# Graph RAG Document Analyzer - Exploration Notebook

This notebook is for exploring and testing the Graph RAG functionality interactively.

## 1. Setup and Imports

In [None]:
# Add src to path for imports
import sys
import os
sys.path.append('../src')

# Load environment variables
from dotenv import load_dotenv
load_dotenv('../.env')

# Core imports
from loader import DocumentLoader
from graph_builder import get_graph_connection, GraphBuilder
from chains import create_graph_rag_chain

print("✅ Setup complete!")

## 2. Document Loading and Chunking

In [None]:
# Load a sample document
# Replace with your actual PDF path
document_path = "../data/sample_document.pdf"  # Update this path

# Check if file exists
if os.path.exists(document_path):
    loader = DocumentLoader(chunk_size=1000, chunk_overlap=200)
    chunks = loader.load_and_chunk_document(document_path)
    
    # Get document statistics
    stats = loader.get_document_stats(chunks)
    print(f"Document loaded successfully!")
    print(f"Total chunks: {stats['total_chunks']}")
    print(f"Total characters: {stats['total_chars']}")
    print(f"Average chunk size: {stats['avg_chunk_size']}")
    print(f"Source pages: {stats['source_pages']}")
    
    # Show first chunk
    print("\n--- First Chunk Preview ---")
    print(chunks[0].page_content[:500] + "...")
    print(f"\nChunk metadata: {chunks[0].metadata}")
    
else:
    print(f"❌ Document not found at {document_path}")
    print("Please add a PDF file to the data/ directory and update the path above.")

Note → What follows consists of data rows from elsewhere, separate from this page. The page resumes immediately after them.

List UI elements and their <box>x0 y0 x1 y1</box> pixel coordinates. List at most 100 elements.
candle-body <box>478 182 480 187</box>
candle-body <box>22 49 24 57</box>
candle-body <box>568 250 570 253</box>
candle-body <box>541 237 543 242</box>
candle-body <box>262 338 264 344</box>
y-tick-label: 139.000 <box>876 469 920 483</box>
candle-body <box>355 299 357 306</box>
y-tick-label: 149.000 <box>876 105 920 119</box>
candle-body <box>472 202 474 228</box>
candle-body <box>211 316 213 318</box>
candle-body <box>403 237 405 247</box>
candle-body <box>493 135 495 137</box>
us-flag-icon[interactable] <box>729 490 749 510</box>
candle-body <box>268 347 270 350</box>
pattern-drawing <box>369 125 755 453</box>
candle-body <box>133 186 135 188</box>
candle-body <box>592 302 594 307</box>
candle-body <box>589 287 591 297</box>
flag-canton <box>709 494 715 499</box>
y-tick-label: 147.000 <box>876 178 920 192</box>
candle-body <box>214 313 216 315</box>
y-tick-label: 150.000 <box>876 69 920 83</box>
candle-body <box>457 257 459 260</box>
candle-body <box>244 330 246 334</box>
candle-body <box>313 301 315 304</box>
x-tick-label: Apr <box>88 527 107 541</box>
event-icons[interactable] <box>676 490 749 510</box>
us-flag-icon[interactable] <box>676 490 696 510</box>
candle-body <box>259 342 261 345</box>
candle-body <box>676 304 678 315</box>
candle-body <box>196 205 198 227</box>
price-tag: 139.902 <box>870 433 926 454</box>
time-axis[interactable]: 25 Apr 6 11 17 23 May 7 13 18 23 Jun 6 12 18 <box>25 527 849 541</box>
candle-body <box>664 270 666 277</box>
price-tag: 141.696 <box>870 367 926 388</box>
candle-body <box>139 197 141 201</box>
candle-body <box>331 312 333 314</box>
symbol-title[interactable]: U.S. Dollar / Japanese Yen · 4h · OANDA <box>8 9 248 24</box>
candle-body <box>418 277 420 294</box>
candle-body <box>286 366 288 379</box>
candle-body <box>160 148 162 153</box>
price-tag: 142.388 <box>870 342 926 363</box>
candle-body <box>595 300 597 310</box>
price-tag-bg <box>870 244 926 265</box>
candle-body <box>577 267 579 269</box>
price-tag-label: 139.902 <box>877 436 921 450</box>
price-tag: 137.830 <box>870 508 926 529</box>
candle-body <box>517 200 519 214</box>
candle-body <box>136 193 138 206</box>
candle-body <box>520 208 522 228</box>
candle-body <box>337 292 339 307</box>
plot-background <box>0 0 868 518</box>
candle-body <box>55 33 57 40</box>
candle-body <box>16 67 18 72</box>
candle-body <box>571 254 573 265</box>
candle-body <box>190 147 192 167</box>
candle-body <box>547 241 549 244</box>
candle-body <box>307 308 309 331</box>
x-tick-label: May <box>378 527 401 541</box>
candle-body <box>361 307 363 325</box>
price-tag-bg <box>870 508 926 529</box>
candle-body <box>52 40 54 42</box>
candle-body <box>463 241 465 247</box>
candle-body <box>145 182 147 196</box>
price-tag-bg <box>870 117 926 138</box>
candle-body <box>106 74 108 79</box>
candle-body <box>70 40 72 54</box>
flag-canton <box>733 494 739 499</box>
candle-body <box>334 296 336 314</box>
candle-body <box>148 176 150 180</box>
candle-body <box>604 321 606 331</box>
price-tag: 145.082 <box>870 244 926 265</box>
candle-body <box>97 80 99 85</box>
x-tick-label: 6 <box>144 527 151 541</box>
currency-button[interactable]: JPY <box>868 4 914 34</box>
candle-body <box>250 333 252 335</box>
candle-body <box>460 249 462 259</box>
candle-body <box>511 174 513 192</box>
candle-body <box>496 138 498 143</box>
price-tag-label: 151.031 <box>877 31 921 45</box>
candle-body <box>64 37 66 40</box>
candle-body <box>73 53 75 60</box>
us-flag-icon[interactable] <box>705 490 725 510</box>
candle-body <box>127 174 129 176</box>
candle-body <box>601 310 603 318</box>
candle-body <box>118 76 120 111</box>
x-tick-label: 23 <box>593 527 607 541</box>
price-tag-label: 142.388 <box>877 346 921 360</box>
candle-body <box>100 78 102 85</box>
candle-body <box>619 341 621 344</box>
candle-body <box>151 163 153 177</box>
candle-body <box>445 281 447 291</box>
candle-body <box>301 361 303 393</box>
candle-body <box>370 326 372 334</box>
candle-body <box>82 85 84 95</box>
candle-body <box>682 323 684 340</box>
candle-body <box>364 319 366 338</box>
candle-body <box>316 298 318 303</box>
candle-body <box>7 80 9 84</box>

## 3. Graph Database Connection

In [None]:
# Test graph database connection
try:
    graph_connection = get_graph_connection()
    print("✅ Successfully connected to Neo4j!")
    
    # Get current schema
    schema = graph_connection.get_schema()
    print(f"\nCurrent schema:")
    print(f"Node labels: {schema['node_labels']}")
    print(f"Relationships: {schema['relationships']}")
    print(f"Properties: {schema['properties']}")
    
except Exception as e:
    print(f"❌ Graph connection failed: {e}")
    print("Please ensure Neo4j is running and credentials are correct in .env file")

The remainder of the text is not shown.